# Least-Square Regression

In this programming exercise, you will implement the least-square regression algorithm using only numpy. DO NOT use libraries like scikit-learn or scipy.

Use the template provided in this notebook to implement least-square regression and visualize the results.

When done, paste the code into the moodle-quiz.

In [1]:
# importing packages
import numpy as np
from numpy.typing import ArrayLike
import matplotlib.pyplot as plt

In [2]:
# Importing data


def load_data(name: str) -> tuple[ArrayLike, ArrayLike]:
    """Loads data from provided .npy files and returns the x and y values.

    Args:
        name (str): The file name of the .npy file to load.

    Returns:
        tuple[ArrayLike, ArrayLike]: The x and y values of the data. x and y have shape (n,).
    """
    data = np.load(name)
    x, y = data.T
    return x, y

In [3]:
# Plotting the data and the regression model.

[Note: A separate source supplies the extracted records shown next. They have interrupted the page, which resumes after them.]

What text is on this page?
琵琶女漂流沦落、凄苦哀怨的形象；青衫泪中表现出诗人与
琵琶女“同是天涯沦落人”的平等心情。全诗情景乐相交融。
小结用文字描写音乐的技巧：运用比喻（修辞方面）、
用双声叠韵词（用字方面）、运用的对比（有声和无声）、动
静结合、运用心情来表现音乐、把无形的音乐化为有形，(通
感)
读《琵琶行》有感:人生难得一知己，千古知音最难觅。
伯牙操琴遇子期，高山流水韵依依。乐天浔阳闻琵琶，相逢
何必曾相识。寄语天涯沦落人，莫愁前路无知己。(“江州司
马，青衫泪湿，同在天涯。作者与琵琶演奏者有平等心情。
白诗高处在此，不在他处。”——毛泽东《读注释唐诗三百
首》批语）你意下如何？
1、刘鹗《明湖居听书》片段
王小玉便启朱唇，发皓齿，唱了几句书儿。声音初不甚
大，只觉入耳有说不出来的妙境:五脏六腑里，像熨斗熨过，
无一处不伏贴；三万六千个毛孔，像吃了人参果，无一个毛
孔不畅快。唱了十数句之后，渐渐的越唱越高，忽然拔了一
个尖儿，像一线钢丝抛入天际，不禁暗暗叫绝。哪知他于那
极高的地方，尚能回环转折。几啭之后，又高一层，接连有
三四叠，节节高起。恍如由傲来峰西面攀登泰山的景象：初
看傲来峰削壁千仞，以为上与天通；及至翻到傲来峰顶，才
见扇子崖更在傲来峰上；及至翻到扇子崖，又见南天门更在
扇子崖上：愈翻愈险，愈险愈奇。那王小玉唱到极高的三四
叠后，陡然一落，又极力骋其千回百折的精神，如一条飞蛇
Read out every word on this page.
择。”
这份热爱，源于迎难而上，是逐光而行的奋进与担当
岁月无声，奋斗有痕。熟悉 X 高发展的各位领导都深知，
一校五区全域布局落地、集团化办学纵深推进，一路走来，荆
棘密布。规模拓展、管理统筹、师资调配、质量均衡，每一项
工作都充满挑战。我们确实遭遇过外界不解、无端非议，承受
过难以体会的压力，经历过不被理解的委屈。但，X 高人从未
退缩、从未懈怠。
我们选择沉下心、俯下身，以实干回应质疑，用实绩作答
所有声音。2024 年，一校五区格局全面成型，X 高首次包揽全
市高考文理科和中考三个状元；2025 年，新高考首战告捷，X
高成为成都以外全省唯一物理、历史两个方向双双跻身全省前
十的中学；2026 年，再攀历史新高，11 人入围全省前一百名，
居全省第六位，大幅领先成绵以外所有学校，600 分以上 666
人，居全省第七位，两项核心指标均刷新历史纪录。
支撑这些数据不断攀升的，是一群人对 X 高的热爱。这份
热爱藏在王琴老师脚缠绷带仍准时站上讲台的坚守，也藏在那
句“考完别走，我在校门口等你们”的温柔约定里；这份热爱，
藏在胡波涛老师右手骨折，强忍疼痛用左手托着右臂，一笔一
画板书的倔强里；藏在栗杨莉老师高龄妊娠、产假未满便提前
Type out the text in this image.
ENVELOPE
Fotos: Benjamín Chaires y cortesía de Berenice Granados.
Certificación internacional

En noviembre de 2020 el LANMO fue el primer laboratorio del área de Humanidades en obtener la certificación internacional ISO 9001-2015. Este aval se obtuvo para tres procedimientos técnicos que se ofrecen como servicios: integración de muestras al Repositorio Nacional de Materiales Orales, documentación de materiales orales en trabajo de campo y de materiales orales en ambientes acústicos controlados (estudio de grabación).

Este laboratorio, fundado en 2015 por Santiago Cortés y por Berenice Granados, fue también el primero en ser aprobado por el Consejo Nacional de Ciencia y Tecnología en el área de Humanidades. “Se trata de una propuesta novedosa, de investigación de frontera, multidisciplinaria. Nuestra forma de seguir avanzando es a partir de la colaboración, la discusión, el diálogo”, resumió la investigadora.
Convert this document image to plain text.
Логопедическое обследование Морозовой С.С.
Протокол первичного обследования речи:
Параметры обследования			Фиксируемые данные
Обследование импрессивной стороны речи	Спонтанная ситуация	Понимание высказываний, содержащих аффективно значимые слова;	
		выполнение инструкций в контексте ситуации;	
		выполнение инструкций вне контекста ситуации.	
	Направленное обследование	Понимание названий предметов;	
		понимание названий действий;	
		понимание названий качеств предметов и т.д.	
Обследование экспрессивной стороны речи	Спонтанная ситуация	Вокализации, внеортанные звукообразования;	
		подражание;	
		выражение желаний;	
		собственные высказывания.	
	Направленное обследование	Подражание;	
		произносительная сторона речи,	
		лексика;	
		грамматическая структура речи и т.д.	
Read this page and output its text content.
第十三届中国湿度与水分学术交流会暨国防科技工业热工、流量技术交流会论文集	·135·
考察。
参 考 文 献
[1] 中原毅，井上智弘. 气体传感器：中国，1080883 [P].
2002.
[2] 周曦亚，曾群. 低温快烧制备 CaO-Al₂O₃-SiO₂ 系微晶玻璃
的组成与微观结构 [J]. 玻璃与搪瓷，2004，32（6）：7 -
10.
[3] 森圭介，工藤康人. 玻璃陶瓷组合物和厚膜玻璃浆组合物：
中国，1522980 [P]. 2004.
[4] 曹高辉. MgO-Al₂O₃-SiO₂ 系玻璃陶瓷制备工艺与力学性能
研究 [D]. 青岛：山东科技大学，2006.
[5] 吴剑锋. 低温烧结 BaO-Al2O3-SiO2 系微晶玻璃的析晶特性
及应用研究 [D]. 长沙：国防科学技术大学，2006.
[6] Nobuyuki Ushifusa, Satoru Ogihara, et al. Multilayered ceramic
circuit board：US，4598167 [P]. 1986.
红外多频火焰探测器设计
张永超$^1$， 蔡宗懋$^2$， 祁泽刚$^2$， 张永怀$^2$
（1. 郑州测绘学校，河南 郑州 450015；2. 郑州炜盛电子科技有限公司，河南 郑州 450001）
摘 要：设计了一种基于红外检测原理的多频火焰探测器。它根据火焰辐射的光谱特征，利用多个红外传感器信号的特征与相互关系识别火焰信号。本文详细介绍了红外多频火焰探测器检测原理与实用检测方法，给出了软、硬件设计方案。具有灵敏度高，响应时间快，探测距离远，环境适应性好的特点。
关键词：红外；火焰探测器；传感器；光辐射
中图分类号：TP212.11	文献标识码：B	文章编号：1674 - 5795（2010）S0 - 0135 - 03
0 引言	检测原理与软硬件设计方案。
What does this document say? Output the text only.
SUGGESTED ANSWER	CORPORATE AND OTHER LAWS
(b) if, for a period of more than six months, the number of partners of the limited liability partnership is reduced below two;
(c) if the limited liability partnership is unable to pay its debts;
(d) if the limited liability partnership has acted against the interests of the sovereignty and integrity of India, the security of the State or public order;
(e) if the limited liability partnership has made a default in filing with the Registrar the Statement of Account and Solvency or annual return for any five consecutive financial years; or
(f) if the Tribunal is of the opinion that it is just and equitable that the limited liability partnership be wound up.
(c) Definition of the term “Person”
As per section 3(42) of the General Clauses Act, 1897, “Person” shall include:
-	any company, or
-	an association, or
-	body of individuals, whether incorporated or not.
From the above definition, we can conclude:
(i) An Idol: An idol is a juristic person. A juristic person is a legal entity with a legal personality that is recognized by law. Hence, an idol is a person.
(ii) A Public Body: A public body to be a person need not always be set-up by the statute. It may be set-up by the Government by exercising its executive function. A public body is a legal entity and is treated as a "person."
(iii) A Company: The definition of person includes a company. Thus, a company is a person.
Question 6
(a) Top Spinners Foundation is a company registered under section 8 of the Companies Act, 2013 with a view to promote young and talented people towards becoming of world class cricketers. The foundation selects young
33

def plot(x: ArrayLike, y: ArrayLike, w: ArrayLike = None):
    """Plot the data and linear regression model.

    Only for plotting 2D data.

    Args:
        x (ArrayLike): The input data of shape (n,).
        y (ArrayLike): The output data of shape (n,).
        w (ArrayLike, optional): The weight and bias of a linear regression. Defaults to None.
    """

    # Plot the data
    plt.scatter(x, y, color='blue', alpha=0.5)

    # TODO: also plot the prediction
    plt.plot(x, w[0] * x + w[1], color='red')
    plt.xlabel('x')
    plt.ylabel('y_pred')
    plt.title('Linear Regression')
    plt.legend(['Data', 'Prediction'])
    plt.show()

In [9]:
# Least-Squares Regression


def regression(x: ArrayLike, y: ArrayLike) -> ArrayLike:
    """Calculates the linear least-squares regression coefficients.

    Args:
        x (ArrayLike): The input data of shape (n,).
        y (ArrayLike): The output data of shape (n,).

    Returns:
        ArrayLike: The linear regression coefficients.
    """

    # : Implement least-squares regression
    X = np.vstack((x, np.ones(len(x)))).T
    w = X.T @ y @ np.linalg.inv(X.T @ X)
    return w

In [5]:
datasets = ["dataset0.npy", "dataset1.npy", "dataset2.npy", "dataset3.npy"]

for dataset in datasets:
    x, y = load_data(dataset)
    w = regression(x, y)
    plot(x, y, w)